It's possible to spawn a sshd as an unprivileged or partially-capabilitized process. Such as sandbox isn't the default deployment, but it's done often enough and would work as designed to prevent privilege elevation above the sshd process.
SELinux does not rely on the usual UID/GID to determine what a process can do. System services, even when running as "root", are running as confined users in SELinux. Confined root cannot do anything which SELinux policy does not allow it to do. This means you can let sshd create new sessions for non-root users while still blocking it from doing the other things which unconfined root would be able to do. This is still a lot of power but it's not the godlike access which a person logged in as (unconfined) root has.
Doesn't matter. A malicious sshd able to run commands arbitrary users can just run malicious commands as those users.
We'd need something more like a cryptographically attested setreuid() and execve() combination that would run only commands signed with the private key of the intended user. You'd want to use a shared clock or something to protect against replay attacks
Yes, this won't directly protect against an attacker whose goal is to create a botnet, mine some crypto on your dime, etc. However, it will protect against corruption of the O/S itself and, in tandem with other controls, can limit the abilities an attacker has, and ensure things like auditing are still enforced (which can be tied to monitoring, and also used for forensics).
Whether it's worth it or not depends on circumstances. In many cloud environments, nuking the VM instance and starting over is probably easier than fiddling with SELinux.
even easier is to STOP HOSTING SSHD ON IPV4 ON CLEARNET
at minimum, ipv6 only if you absolutely must do it (it absolutely cuts the scans way down)
better is to only host it on vpn
even better is to only activate it with a portknocker, over vpn
even better-better is to set up a private ipv6 peer-to-peer cloud and socat/relay to the private ipv6 network (yggdrasil comes to mind, but there's other solutions to darknet)
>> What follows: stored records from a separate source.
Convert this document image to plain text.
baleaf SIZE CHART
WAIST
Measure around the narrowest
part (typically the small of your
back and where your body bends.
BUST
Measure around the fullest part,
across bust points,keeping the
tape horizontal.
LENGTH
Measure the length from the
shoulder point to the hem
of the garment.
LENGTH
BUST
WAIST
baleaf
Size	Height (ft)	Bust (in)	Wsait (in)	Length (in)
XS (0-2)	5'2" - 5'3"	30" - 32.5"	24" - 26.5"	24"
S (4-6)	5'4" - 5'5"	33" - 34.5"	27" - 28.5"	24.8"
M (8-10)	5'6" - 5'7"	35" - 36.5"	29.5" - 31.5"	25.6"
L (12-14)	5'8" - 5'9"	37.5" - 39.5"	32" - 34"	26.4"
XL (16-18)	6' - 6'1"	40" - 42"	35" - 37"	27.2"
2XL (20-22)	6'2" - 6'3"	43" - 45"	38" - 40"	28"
your sshd you need for server maintenance/scp/git/rsync should never be hosted on ipv4 clearnet where a chinese bot will find it 3 secs after the route is established after boot.
How about making ssh as secure as (or more secure than) the VPN you'd put it behind? Considering the amount of vulnerabilities in corporate VPNs, I'd even put my money on OpenSSH today.
It's not like this is SSH's fault anyway, a supply chain attack could just as well backdoor some Fortinet appliance.
Defence in depth. Which of your layers is "more secure" isn't important if none are "perfectly secure", so having an extra (independent) layer such as a VPN is a very good idea.
You have to decide when to stop stacking, otherwise you'd end up gating access behind multiple VPNs (and actually increasing your susceptibility to hypothetical supply-chain attacks that directly include a RAT).
I'd stop at SSH, since I don't see a conceptual difference to how a VPN handles security (unless you also need to internally expose other ports).
OpenSSH has a much smaller attack surface, is thoroughly vetted by the best brains on the planet, and is privilege separated and sandboxed. What VPN software comes even close to that?
The only software remotely in the same league is a stripped down Wireguard. There is a reason the attacker decided to attack liblzma instead of OpenSSH.
I imagine it stops some non-targeted attempts that simply probe the entire v4 range, which is not feasible with v6. But yeah, not really buying you much, especially if there is any publicly listed service on that IP.
If you have password authentication disabled then it shouldn't matter how many thousands of times a day people are scanning and probing sshd. Port knockers, fail2ban, and things of that nature are just security by obscurity that don't materially increase your security posture. If sshd is written correctly and securely it doesn't matter if people are trying to probe your system, if it's not written correctly and securely you're SOL no matter what.
Plausibly by having set-user-ID capability but not others an attacker might need.
But in the more common case it just doesn't: you have an sshd running on a dedicated port for the sole purpose of running some service or another under a specific sandboxed UID. That's basically the github business model, for example.
I need full filesystem access, VIM, ls, cd, grep, awk, df, du at the very least. Sometimes perl, find, ncdu, and other utilities are necessary as well. Are you suggesting that each tool have its own SSH process wrapping it?
Maybe write a shell to coordinate between them? It should support piping and output redirection, please.
Sigh. I'm not saying there's a sandboxed sshd setup that has equivalent functionality to the default one in your distro. I'm not even saying that there's one appropriate for your app.
I'm saying, as a response to the point above, that sandboxing sshd is absolutely a valid defense-in-depth technique for privilege isolation, that it would work against attacks like this one to prevent whole-system exploitation, and that it's very commonly deployed in practice (c.f. running a git/ssh server a-la github).
Git’s use of the ssh protocol as a transport is a niche use case that ignores the actual problem. No one is seriously arguing that you can’t sandbox that constrained scenario but it’s not really relevant since it’s not the main purpose of the secure shell daemon.